Corticofugal (efferent) fibers proceed from the cerebral cortex to the thalamus, brain stem, or spinal cord. Projection efferents to the spinal cord and brain stem play major roles in the transmission of motor commands to lower motor neurons, and tend to arise from large pyramidal neurons in deeper cortical layers (layer V).
These fibers connect the various portions of a cerebral hemisphere and permit the cortex to function as a coordinated whole. The association fibers tend to arise from small pyramidal cells in cortical layers II and III (Fig 10–9).
Diagram of the major association systems.
Short association fibers, or U fibers, connect adjacent gyri. Long association fibers connect more widely separated areas. The uncinate fasciculus crosses the bottom of the lateral cerebral fissure and connects the inferior frontal lobe gyri with the anterior temporal lobe. The cingulum, a white band within the cingulate gyrus, connects the anterior perforated substance and the parahippocampal gyrus. The arcuate fasciculus sweeps around the insula and connects the superior and middle frontal convolutions (which contain the speech motor area) with the temporal lobe (which contains the speech comprehension area).

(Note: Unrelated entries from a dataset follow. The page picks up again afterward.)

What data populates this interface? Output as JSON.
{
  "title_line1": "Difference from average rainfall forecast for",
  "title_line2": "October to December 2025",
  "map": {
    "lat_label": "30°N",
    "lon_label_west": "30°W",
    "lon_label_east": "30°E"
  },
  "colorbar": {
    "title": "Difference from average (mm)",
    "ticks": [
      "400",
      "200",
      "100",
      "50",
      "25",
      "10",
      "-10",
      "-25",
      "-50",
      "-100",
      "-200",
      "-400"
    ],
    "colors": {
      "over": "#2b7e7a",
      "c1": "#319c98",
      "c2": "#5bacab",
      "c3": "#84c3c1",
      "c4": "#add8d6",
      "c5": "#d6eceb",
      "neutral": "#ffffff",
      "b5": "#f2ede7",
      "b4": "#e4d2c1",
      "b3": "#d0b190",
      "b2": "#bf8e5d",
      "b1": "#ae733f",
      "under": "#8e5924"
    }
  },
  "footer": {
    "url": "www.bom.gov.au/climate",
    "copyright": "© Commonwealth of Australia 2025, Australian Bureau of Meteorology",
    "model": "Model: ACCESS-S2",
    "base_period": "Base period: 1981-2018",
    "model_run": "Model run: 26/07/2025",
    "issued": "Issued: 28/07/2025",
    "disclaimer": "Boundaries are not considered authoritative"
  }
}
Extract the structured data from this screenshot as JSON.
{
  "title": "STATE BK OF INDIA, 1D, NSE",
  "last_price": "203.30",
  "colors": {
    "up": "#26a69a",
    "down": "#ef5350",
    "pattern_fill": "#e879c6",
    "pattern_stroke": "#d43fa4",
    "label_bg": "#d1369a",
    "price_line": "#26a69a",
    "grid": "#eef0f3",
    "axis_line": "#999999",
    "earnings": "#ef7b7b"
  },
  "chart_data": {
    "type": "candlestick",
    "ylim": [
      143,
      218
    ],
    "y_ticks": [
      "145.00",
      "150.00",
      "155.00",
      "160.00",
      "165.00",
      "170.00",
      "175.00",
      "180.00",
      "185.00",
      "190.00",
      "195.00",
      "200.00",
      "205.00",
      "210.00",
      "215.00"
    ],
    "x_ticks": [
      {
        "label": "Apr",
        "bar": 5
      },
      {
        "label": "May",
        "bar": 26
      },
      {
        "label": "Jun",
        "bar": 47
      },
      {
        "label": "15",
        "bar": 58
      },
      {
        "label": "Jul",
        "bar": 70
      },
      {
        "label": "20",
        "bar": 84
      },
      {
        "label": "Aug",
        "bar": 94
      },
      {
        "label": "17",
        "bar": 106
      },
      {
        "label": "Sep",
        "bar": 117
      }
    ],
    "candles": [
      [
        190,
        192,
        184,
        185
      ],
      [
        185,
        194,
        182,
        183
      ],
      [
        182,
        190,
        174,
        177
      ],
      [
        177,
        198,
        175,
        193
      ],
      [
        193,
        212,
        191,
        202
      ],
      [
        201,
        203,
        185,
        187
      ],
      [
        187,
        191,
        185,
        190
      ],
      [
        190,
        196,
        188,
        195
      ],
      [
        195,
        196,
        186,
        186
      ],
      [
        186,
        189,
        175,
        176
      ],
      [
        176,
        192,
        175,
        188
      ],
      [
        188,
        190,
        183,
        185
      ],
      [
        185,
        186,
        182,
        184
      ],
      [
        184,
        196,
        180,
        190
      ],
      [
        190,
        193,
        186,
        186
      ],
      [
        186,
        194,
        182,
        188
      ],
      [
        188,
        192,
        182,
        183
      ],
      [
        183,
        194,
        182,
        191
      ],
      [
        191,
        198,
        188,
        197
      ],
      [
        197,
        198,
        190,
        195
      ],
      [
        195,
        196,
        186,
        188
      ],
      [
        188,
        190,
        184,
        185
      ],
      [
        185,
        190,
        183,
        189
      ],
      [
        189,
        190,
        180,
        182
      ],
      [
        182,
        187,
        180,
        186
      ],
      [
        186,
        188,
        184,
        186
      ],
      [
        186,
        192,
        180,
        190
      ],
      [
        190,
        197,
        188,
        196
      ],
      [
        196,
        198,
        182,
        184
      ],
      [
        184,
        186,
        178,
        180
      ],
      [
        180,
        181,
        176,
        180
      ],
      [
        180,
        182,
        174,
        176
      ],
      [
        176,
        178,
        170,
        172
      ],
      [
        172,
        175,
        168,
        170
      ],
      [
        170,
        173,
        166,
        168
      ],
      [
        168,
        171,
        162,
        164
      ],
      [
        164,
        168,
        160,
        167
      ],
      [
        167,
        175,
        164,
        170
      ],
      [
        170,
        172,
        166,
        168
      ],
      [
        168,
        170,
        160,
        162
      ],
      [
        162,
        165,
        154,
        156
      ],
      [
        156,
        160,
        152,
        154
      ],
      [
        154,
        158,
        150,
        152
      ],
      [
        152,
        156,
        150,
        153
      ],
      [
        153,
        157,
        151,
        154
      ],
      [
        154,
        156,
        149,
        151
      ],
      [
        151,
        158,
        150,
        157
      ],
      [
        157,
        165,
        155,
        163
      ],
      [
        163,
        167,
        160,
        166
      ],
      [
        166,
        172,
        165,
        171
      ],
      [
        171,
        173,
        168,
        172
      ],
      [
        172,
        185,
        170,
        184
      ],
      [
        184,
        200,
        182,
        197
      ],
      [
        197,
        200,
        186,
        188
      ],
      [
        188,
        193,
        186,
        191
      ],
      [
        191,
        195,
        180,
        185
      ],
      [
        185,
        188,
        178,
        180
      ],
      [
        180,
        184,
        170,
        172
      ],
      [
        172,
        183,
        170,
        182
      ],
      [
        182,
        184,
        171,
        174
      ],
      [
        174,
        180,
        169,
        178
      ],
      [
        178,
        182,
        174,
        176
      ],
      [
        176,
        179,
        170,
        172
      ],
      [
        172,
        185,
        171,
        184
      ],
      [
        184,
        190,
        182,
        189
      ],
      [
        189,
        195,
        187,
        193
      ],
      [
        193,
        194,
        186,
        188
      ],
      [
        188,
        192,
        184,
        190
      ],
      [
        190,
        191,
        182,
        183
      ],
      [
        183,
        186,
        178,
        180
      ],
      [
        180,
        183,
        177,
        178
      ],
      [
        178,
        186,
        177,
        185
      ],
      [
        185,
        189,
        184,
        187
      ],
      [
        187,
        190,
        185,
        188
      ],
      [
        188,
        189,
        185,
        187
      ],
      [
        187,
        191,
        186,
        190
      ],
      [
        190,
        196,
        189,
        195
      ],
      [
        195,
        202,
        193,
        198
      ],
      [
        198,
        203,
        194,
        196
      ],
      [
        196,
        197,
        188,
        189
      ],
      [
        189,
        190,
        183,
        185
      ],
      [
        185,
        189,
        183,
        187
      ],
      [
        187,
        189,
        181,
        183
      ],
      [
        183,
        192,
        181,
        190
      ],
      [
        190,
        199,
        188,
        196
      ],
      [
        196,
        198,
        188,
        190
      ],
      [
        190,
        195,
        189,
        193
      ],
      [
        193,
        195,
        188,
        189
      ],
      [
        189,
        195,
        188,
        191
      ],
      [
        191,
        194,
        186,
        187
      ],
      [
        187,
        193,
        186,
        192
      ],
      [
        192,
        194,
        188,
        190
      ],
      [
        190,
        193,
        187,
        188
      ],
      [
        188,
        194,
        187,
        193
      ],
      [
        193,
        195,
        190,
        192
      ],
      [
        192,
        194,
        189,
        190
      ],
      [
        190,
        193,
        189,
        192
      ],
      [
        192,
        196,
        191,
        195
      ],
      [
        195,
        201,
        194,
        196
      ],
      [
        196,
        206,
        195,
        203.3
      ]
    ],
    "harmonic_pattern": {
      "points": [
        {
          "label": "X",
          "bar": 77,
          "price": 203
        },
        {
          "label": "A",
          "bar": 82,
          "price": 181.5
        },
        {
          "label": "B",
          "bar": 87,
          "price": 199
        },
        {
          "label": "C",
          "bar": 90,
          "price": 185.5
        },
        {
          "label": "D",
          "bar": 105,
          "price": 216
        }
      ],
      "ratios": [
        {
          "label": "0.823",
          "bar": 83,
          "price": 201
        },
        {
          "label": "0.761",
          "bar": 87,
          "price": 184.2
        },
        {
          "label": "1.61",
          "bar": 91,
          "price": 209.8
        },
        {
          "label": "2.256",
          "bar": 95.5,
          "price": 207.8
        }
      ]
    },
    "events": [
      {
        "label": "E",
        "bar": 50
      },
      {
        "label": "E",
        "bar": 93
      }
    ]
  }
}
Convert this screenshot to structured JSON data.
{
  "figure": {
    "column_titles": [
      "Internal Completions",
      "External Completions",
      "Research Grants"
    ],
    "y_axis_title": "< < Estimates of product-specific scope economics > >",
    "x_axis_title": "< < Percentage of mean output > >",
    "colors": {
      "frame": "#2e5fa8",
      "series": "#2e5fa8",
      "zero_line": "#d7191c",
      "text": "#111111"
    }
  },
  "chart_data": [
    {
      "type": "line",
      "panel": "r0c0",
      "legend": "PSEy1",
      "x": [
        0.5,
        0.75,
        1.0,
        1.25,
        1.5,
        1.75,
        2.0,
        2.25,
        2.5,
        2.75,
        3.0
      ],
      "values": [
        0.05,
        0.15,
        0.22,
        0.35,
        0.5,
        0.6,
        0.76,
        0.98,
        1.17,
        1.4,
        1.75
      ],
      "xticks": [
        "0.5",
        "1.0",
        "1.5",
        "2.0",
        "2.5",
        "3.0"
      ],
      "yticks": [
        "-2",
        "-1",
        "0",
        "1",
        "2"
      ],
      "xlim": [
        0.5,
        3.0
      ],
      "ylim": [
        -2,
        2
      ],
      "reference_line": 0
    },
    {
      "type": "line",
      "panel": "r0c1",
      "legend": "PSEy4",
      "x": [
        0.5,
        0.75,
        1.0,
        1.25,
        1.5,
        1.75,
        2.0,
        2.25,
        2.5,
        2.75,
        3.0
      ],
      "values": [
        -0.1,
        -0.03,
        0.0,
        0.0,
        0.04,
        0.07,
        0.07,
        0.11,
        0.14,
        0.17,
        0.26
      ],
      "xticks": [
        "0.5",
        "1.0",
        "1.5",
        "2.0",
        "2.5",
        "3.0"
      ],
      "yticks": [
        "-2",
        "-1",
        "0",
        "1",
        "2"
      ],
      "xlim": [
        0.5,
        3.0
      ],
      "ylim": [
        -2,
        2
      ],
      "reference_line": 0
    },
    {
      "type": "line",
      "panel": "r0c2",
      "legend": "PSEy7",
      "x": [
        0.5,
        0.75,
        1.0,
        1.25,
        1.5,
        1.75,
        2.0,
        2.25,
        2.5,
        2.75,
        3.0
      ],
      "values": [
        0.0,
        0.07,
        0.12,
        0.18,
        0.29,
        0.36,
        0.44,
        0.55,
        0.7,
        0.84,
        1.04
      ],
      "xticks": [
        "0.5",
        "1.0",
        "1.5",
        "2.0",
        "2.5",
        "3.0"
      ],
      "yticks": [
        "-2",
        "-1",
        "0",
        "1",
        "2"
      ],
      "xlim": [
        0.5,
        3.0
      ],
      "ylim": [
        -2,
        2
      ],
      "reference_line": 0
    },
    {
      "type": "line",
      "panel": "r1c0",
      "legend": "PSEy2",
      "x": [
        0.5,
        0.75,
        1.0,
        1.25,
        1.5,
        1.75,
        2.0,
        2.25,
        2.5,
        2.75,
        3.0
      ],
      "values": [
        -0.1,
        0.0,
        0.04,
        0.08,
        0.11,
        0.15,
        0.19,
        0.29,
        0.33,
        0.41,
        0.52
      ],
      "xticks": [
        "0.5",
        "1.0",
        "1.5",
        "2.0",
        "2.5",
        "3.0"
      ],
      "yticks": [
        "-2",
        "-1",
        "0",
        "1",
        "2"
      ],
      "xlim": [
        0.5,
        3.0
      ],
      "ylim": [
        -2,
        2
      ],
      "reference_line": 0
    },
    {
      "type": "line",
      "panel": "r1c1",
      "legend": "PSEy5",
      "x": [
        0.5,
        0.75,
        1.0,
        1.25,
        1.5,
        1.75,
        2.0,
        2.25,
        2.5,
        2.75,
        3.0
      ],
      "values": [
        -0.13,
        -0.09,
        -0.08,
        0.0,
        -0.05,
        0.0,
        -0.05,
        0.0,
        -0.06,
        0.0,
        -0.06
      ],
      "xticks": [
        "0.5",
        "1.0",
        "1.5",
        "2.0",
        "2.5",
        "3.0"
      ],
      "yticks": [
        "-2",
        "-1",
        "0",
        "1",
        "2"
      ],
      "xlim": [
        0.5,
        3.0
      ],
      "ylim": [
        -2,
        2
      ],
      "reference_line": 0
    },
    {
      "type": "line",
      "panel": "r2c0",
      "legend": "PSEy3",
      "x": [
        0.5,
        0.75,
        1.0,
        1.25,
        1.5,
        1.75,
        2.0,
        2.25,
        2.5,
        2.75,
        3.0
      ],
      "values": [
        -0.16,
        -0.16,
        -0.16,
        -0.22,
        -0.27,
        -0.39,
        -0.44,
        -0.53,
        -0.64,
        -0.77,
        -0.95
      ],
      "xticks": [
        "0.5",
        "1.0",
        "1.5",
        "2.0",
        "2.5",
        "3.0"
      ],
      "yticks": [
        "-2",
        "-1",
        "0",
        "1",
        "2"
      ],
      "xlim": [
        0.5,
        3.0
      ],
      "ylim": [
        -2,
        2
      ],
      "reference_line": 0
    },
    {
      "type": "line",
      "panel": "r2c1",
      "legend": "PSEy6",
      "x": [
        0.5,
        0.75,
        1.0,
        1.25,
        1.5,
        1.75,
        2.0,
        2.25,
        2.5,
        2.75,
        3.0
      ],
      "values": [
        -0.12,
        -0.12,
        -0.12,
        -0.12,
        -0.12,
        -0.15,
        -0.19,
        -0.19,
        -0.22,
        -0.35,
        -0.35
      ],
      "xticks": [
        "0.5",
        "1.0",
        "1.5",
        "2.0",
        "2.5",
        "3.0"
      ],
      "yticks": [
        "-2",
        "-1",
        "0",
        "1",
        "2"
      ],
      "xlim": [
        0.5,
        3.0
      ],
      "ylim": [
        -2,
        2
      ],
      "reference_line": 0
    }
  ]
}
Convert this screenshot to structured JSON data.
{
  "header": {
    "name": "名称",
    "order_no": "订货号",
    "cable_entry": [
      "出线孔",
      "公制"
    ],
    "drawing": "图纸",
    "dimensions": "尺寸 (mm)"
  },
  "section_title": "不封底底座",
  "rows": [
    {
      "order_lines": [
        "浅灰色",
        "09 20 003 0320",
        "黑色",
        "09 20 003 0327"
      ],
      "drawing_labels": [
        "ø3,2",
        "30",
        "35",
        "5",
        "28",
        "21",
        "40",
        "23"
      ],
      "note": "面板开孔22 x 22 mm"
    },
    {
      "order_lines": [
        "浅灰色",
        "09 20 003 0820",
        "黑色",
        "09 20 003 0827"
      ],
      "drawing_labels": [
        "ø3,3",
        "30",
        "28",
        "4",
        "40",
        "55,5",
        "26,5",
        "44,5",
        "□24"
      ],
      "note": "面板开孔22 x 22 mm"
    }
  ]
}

The superior longitudinal fasciculus connects portions of the frontal lobe with occipital and temporal areas. The inferior longitudinal fasciculus, which extends parallel to the lateral border of the inferior and posterior horns of the lateral ventricle, connects the temporal and occipital lobes. The occipitofrontal fasciculus extends backward from the frontal lobe, radiating into the temporal and occipital lobes.